Em correspondência encaminhada ontem à 3ª Vara Criminal de Londrina, a Corregedoria da Receita Estadual informa que apenas 37% do trabalho de revisão de fiscalização de empresas envolvidas na Operação Publicano 1 foram concluídos até agora. A informação foi requisitada pelo Ministério Público (MP) de Londrina, autor da denúncia, que solicitou os relatórios das forças-tarefas da Receita para confirmar provas que já foram produzidas no processo, conforme afirmou o promotor Jorge Barreto da Costa. Este processo já teve audiência para ouvir testemunhas e acusados e está em fase final.
Segunda a Corregedoria, "boa parte das empresas (da Publicano 1) foi incluída na força-tarefa 3", a última a ser iniciada, em outubro passado. O órgão também protocolou relatório minucioso sobre cada empresa autuada nesta fase, cuja revisão já foi concluída ou já há autuações, o que inclui 15 empresas. Outras seis ainda estão sob auditoria e não houve autuações até agora.
No documento, a Corregedoria informa que as autuações referente apenas às empresas mencionadas na primeira fase da Publicano somam R$ 446,9 milhões, sendo que quase metade desse valor (R$ 215 milhões) se refere a uma única empresa – uma distribuidora de combustíveis.

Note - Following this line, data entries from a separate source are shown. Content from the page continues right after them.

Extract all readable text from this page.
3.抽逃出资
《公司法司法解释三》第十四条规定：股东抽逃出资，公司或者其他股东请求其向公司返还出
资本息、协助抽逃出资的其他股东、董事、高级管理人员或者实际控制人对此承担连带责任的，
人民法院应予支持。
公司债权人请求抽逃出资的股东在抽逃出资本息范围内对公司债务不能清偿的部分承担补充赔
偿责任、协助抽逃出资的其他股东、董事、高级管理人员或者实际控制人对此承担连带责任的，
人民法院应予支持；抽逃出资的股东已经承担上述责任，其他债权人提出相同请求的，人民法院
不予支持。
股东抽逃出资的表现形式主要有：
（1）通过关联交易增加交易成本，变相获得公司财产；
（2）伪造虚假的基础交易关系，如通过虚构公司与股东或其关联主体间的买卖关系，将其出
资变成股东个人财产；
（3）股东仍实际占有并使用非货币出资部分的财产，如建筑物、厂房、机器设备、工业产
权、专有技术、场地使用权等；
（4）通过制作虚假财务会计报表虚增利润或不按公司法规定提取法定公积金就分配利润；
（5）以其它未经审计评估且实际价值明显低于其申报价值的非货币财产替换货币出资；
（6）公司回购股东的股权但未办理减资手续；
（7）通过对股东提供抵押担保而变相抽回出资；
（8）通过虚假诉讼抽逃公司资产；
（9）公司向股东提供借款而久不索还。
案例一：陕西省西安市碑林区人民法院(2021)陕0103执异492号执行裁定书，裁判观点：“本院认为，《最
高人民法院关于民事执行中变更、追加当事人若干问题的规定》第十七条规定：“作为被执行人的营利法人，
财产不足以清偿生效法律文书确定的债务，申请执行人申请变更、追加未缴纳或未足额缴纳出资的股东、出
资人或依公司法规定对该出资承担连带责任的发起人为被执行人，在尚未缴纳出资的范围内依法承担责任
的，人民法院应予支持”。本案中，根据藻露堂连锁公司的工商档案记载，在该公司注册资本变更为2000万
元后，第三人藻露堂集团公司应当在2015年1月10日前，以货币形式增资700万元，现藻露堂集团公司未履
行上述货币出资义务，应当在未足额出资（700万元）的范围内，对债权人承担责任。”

O órgão da Receita esclarece ainda que "as revisões abrangem os últimos cinco anos (observado o prazo decandencial previsto na legislação tributária) e não apenas o período objeto dos trabalhos originais de fiscalização revisados que foram realizados pelos auditores investigados".

R$ 1,1 bilhão
Até maio de 2015, as três forças-tarefas da Corregedoria da Receita Estadual do Paraná tinham lavrado R$ 1,1 bilhão em autuações (incluindo imposto sonegado, multas e juros) contra 80 empresas. A maioria sofreu penalidade acima de R$ 1 milhão. Nos relatórios das forças-tarefas, os auditores revisores descrevem em que consistiu a sonegação e a relacionam ao auditor que fez a fiscalização na empresa, acusado de exigir propina para deixar de autuar.